The BPM [address] command sets the breakpoint to a certain memory location. If anything reads from this location or writes to it, the program will be stopped and you will be switched into SoftICE. Like the BPR switch, this switch has three options: r (read), w (write), and rw (read or write).

If you use an x value as the switch, the so-called debug breakpoint will be set. This breakpoint will be written directly into the processor debug registers, and an INT 3h will not be set at the address, as with normal breakpoints. This kind of a breakpoint is much more difficult to discover.

Display Commands

The display commands are as follows:

d [address] This command will show the memory contents in DWORD (4 bytes) beginning at the location defined by the address.

ed [address] This command will let you edit memory contents in DWORD (4 bytes), beginning at the location defined by the address.
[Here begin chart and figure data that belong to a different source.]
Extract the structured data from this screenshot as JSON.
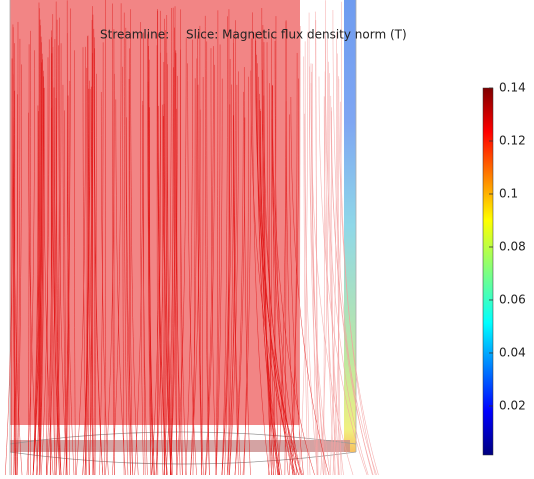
{
  "plot": {
    "title_prefix": "Streamline:",
    "title": "Slice: Magnetic flux density norm (T)"
  },
  "colorbar": {
    "clim": [
      0.0015,
      0.14
    ],
    "ticks": [
      0.14,
      0.12,
      0.1,
      0.08,
      0.06,
      0.04,
      0.02
    ]
  }
}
r [register value] This command will change the register value. You can use it with conditional jumps.

You can also change special register values.

s [address1 address2 string or byte1, byte2 and so on] This command will search the memory for a string or bytes from address1 to address2. For example, s 400000 401000 "test" will search for a "test" string from address 400000 to address 401000.

s This command will continue searching for a string or bytes from the last found one.

code on This command will show instruction prefixes.

wf This command will show coprocessor register values.

exp This command will show exports.

rs This command will show the program window in the actual state, and will return to SoftICE when you press any key.

address This command will let you insert program code in assembler directly from the entered address.

hboot This command will reset the computer. It is useful in case of a system crash.

Of course, SoftICE also contains many other commands. You can find all of them in the SoftICE documentation.